What Would Debbie Do?
The Plight of the Motorcycle Mama
My son was in a terrible motorcycle accident a month ago. He nearly
lost his hand and foot. Thank God for amazing doctors. He will have
slightly limited mobility but with time, he will be at 98 percent.
He and his wife bought a new house just before the accident; they
were staying with me during the closing process. Well, as you can
imagine he was a little despondent and money was getting tight and we
had a fight. He was talking rudely to his wife and to me and all of a
sudden he attacked me. He tried to choke me and we ended up on the
ground and he broke my glasses. Some are blaming the drugs the doctor
had him on; others are blaming depression.

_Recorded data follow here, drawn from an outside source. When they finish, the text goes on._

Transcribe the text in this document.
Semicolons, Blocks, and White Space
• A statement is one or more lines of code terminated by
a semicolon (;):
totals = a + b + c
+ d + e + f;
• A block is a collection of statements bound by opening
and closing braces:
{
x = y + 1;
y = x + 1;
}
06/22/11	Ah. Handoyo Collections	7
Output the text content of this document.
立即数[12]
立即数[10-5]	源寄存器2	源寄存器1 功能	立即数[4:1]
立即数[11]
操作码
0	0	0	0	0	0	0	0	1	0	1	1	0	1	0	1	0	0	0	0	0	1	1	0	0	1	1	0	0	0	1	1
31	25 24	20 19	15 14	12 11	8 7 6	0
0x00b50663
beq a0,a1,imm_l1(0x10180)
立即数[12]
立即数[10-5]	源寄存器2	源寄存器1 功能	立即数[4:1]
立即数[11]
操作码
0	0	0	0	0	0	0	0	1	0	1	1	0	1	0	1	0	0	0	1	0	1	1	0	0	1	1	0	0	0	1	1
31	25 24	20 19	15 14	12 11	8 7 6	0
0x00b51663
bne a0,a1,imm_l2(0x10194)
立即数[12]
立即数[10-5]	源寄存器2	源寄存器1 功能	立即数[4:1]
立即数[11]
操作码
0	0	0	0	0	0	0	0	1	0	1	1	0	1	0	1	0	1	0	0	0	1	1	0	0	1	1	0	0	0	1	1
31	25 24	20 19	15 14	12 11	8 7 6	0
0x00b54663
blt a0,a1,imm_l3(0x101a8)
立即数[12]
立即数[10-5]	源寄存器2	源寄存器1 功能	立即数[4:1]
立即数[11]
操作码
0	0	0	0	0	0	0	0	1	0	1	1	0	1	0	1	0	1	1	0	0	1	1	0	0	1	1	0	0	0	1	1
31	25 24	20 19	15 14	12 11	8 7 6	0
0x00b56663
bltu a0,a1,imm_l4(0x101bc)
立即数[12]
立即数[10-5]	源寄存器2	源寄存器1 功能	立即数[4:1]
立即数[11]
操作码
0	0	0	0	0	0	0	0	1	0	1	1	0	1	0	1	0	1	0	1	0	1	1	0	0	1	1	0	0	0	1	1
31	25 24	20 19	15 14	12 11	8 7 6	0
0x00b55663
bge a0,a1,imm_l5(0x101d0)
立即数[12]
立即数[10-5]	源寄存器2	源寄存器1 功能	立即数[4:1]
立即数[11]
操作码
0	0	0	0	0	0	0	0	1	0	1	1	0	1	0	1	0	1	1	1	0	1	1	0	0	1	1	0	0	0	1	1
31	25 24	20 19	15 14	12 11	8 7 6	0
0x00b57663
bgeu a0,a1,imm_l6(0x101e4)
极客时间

We haven’t spoken in two weeks. If I hold my breath waiting for an
apology I’ll pass away. What do you think should happen next? They
have since moved into their new place and I’m not sure I want to
forgive or forget until I get an apology. I am 53 and he is 27. We
have had problems before, but this was so unexpected. I am not afraid
to stand up to him, but now I don’t know what to think or do and my
friends and other family members are saying to let the relationship
go until he apologizes. I doubt that is going to happen. So, do I
lose my son and daughter-in-law or do I make the first move to heal
things? Thanks for letting me vent.
I am so sorry that your son attacked you. It’s such a breach of trust and respect. But whether or not he was depressed or on some type of drug that escalated his anger, he needs to be responsible for his actions. Clearly, he is not.
As to your friends telling you to let this go, I can see their point. They are just trying to protect you. But I can also see that this incident has left you in great pain. Perhaps writing him a letter explaining your thoughts, and feelings would be a good first step. He may be so embarrassed at his actions; he doesn’t know what to say. I think if you offer an olive branch, he probably would take it. And I don’t think you’d be wrong for doing that. Sometimes peace comes when the hurt party is the one to reach out. It shouldn’t matter who does it, it just matters that it occurs. If, however, he does not respond, I think you can sleep better knowing you tried. It is your son…and those ties are forever. Good luck.